The proposed modifications, eliminations, or FASB referrals include provisions related to:

  • REIT disclosures – tax status of distributions
  • consolidation – material changes in consolidated entities
  • discount on shares
  • assets subject to lien
  • obligations – uncured defaults and covenant breaches, post-balance sheet debt issuances and amounts and terms of financings
  • preferred share liquidation preferences
  • income tax disclosures
  • related-party transaction disclosures and location
  • repurchase and reverse purchase agreements
  • interim financial statements – computation of earnings per share
  • interim financial statements – retroactive prior period adjustments
  • interim financial statements – common control combination transactions
  • products and services revenue disclosures and location
  • major customer disclosures and location
  • legal proceeding and loss contingencies
  • oil and gas producing activities

Outdated Requirements

The proposal identifies numerous disclosure requirements that have become obsolete as a result of the passage of time or changes in the regulatory, business or technological environment.
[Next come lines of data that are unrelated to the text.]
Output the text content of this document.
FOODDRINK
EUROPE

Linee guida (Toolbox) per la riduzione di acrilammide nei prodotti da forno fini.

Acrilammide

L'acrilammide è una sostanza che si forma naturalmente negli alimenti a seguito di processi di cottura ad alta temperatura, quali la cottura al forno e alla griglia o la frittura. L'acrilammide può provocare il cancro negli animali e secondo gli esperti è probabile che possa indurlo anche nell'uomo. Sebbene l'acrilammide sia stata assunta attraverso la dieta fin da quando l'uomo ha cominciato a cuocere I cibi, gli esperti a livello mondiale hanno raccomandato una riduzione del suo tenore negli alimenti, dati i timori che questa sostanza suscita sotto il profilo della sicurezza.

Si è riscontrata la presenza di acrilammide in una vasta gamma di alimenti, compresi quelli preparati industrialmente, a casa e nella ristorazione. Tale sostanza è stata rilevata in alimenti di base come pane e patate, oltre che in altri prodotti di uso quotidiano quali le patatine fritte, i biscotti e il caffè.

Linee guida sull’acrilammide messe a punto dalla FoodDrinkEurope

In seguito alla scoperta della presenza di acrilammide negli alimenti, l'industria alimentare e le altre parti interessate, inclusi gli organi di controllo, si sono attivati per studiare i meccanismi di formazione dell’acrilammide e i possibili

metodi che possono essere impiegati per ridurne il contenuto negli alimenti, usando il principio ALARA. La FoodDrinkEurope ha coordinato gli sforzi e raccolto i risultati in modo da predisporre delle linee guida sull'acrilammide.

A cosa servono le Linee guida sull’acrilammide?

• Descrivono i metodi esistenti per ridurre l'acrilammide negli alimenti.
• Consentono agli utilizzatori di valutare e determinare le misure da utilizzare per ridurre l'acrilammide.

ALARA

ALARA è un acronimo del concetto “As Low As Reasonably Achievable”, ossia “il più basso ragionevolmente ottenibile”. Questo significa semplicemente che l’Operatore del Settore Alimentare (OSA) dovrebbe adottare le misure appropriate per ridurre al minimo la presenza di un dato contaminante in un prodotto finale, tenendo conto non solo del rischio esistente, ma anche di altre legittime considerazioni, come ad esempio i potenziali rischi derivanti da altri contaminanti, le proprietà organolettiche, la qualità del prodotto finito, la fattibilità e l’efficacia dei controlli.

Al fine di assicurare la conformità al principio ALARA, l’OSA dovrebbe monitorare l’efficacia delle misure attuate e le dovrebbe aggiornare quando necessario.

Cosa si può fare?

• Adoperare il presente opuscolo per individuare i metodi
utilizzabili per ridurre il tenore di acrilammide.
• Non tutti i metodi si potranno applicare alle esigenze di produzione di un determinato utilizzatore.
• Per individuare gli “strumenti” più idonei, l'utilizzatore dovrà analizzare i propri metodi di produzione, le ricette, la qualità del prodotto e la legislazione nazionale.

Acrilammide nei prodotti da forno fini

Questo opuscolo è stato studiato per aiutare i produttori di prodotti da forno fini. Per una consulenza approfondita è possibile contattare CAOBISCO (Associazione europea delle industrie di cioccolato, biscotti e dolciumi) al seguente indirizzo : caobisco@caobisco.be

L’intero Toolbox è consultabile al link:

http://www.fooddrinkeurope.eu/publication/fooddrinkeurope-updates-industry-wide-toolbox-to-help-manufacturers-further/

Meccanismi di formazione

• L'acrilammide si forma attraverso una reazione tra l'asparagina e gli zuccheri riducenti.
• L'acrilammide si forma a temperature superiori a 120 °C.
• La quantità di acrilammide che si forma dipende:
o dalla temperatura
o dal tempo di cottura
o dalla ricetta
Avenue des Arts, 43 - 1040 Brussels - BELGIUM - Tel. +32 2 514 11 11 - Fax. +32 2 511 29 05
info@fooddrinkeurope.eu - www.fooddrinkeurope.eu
The SEC is proposing to amend these outdated requirements with the intent of simplifying issuer compliance efforts. The identified outdated provisions include provisions related to:

  • stale transition dates
  • income tax disclosures
  • available information – SEC public reference room availability, physical address and phone number
  • market price and trading market disclosures
  • exchange rate data for foreign private issuers
  • foreign private issuer initial public offering – age of financial statements waivers.

Superseded Requirements

The proposed amendments include certain updates to SEC disclosure requirements to reflect recent legislation, updated SEC disclosure requirements and updated U.S. GAAP provisions. The identified amendments include provisions related to:

  • references to Generally Accepted Auditing Standards rather than Public Company Accounting Oversight Board standards
  • references to changes in financial position rather than cash flows
  • gain or loss on sale of properties by REITs
  • consolidation inconsistencies between Regulation S-X and U.S. GAAP
  • development-stage entity financial disclosures under Regulation S-X
  • insurance company disclosures related to statutory accounting, reinsurance recoverable on paid losses and separate account assets
  • bank holding company disclosures related to federal funds and goodwill
  • references to discontinued segments rather than discontinued operations
  • references to pooling-of-interests accounting
  • references to income statement rather than statement of comprehensive income
  • references to extraordinary items
  • references to cumulative effect of changes in accounting principles
  • references to published report regarding matters submitted to vote of security holders
  • presenting U.S. GAAP selected financial data for foreign private issuers that report under IFRS
  • references to Canadian Regulation A issuers that report under IFRS need to comply with Regulation S-X
  • references to nonexistent disclosure requirements or incorrect references

The content of this article is intended to provide a general guide to the subject matter. Specialist advice should be sought about your specific circumstances.